1) Both Mane-Wheoki and Anderson describe how Māori visual and material culture has been framed by predominantly western accounts. Discuss this, using both readings to support your discussion (100 words).
In both texts various examples of Māori visual and material culture framed from a western perspective are prominent. In the 1770’s, there are no records of the Europeans by Maori. Maori commentary is only evident in the 1800’s. Right from the beginning, Maori and their culture was recorded from an “extremely one-sided” and “exclusively foreign gaze” (Atholl 133). According to Jonathan Mane Wheoki, the “idea of art arrived with Europeans”, New Zealand’s art history was “colonised and mythologised” by the British. Wheoki questions “Maori art” and the self-consciousness of Maori after European contact (7). Ethnographic and customary art is also the product of European contact, as prior to colonisation there was no need for marking art as “Maori” (Wheoki, 8).
2) Choose an example of 20th century art/design from anywhere in “Tangata Whenua: An Illustrated History”. Upload the example to your blog and explain how the work can be considered from a Māori worldview (consider origins, customary practices etc) (100 words).
Wu, Annie. The Price of Change. 2009. Tangata Whenua. N.p.: Bridget Williams, n.d. 41. Print.
The Price of Change by Matthew McIntrye Wilson (Taranaki, Tihati, Ngā Māhanga), reconstructs coins from New Zealand and the Pacific Islands into brooches. Atoll suggests these offer an “alternative narrative of nineteenth-century history” (41). The Hei-Tiki puts Maori in the centre, rather than the opposing western oriented view of Aotearoa’s history.
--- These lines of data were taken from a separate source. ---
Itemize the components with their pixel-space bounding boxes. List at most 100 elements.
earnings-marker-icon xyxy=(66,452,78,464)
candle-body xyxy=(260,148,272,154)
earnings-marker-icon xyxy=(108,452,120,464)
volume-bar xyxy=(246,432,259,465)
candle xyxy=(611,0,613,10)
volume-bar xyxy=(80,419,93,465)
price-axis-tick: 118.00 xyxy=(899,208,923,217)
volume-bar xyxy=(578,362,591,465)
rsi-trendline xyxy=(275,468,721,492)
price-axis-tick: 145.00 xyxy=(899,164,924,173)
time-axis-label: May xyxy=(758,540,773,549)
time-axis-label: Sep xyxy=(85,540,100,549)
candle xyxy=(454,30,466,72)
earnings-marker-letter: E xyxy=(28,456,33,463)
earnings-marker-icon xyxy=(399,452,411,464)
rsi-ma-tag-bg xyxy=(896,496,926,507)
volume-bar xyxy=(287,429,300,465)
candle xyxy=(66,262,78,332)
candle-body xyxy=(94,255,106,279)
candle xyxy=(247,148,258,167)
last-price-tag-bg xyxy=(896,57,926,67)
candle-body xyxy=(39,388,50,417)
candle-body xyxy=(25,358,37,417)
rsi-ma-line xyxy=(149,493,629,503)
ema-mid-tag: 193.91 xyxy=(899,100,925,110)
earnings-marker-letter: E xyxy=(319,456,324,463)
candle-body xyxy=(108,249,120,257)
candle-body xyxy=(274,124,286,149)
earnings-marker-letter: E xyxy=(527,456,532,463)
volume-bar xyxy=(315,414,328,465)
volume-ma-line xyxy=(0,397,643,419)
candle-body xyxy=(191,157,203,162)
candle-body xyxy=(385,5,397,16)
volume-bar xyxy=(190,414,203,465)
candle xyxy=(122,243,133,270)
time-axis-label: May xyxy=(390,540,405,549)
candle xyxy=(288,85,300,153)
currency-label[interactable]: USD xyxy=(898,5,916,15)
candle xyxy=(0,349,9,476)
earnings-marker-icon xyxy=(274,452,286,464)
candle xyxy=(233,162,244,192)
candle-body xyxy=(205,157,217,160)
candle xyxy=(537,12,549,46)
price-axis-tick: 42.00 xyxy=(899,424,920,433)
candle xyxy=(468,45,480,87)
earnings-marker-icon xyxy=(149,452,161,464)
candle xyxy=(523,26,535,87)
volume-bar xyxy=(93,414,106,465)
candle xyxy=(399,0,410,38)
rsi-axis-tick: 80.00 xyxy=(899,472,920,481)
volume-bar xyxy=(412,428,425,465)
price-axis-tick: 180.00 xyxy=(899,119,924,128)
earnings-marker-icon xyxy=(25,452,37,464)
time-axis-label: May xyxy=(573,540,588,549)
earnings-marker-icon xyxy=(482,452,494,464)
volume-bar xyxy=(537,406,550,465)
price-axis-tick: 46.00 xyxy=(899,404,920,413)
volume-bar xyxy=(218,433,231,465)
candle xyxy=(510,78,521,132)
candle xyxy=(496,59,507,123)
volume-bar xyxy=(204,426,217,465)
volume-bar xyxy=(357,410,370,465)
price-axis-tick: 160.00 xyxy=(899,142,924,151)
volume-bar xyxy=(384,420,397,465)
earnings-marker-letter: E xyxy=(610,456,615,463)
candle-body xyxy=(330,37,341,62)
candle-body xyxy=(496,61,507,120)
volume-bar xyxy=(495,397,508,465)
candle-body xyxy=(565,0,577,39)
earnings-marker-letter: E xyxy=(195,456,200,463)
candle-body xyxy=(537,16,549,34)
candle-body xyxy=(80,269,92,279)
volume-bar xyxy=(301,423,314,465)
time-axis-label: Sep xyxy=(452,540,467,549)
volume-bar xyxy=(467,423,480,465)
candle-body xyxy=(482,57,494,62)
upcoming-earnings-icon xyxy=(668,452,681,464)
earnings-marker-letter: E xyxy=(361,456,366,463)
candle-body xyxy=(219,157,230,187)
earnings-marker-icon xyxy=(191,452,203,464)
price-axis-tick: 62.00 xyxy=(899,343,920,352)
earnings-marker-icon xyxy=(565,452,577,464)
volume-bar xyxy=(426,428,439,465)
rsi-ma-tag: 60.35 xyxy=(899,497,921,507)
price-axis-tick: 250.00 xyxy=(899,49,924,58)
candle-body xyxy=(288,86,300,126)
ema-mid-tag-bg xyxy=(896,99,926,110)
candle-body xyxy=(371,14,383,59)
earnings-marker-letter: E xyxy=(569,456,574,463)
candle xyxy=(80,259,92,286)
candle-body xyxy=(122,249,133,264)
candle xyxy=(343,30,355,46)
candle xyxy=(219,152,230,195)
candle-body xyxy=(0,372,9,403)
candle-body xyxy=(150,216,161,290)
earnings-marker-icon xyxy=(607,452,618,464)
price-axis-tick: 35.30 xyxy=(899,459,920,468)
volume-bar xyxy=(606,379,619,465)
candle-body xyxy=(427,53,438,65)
As the Hei-tiki represents the “advent of mankind”, Wilson’s work symbolises the whenua (land) in relation to the Tangata (people) (41). As currency was only introduced after colonisation, it also exemplifies the Crown in relation to Maori. As seen in Wilson’s work, the coin is the head, deemed the most tapu part of the body, it takes a dominant and controlling position.
Anderson, Atholl, Judith Binney, and Aroha Harris. Tangata Whenua : An Illustrated History. n.p.: Wellington : Bridget Williams Books, 2014. Print.
Mane-Wheoki, Jonathan. Art’s Histories in Aotearoa New Zealand. Auckland: University of Auckland, 2011. Print.